I tried this too...no success  :Sad: 

----------

## cach0rr0

id say without the ability to reboot from a cd/usb right now you're fairly stuck

can you reboot at all? If so, reboot to single user mode, make the requisite changes, reboot

----------

## LukynZ

That will be a little problem for me as I have timeout 0 in grub config  :Smile: 

----------

## BillWho

LukynZ,

 *Quote:*   

> Ok, there are new configs I didn't merge. However it shouldn't delete old at all.

 

Unfortunately, they're new files   :Sad: 

One option to pursue is to install the hd in a machine that can boot a live cd,  has linux installed, or connect it via a usb dongle.

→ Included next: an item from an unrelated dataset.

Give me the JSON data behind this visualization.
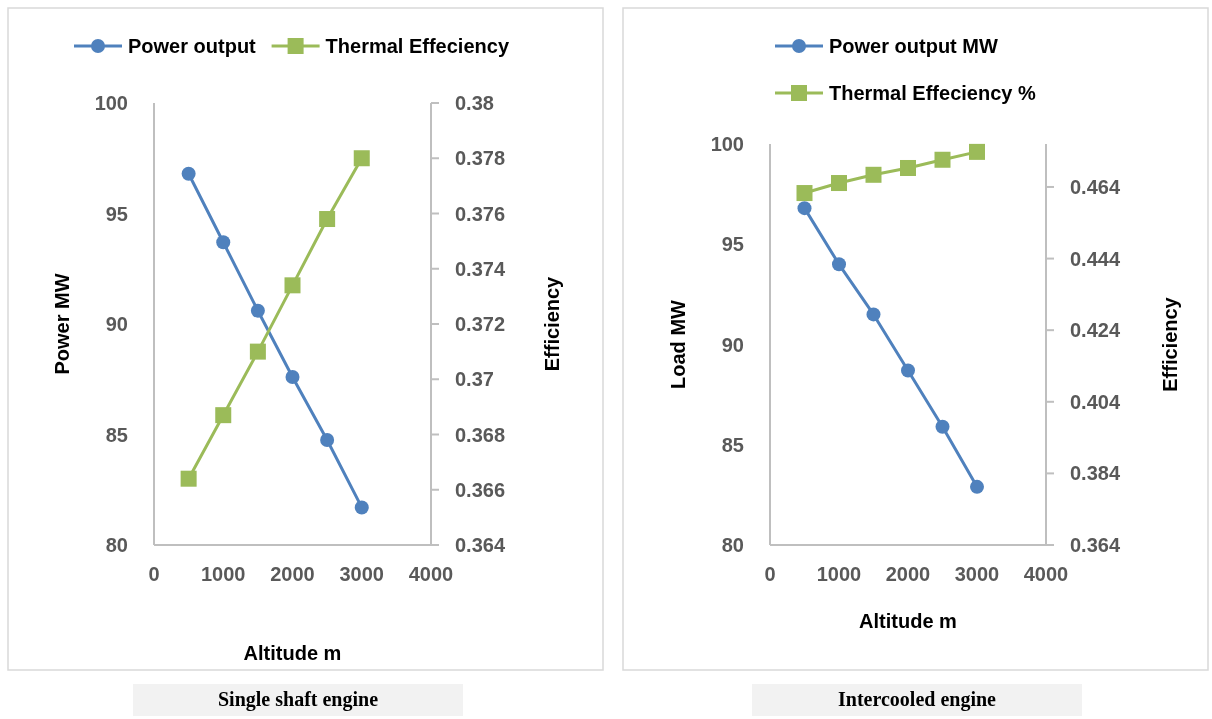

Another option is ssh logon from another machine if you have ssh enabled on that machine.

Good luck   :Wink: 

----------

## painteru

had the same problem after update . It was pambase and shadow.

I had to re-emerge pam and now #su- works .

Well, to be sure, I re-emerged pambase & shadow, too before pam .

Oh, but wait ! you can't log in as root. 

Well, press i at boot time and don't allow to start the xdm service so that X wont start. (I hope you had set this option in your kernel )

If you haven't the option of "press i" you can always use a livecd and then chroot.

----------

## LukynZ

Thanks for tips. Finally fixed by usb boot  :Smile: 

However I am still wondering how did this happen. Normally updated confings can't be deleted before merging new ones.

----------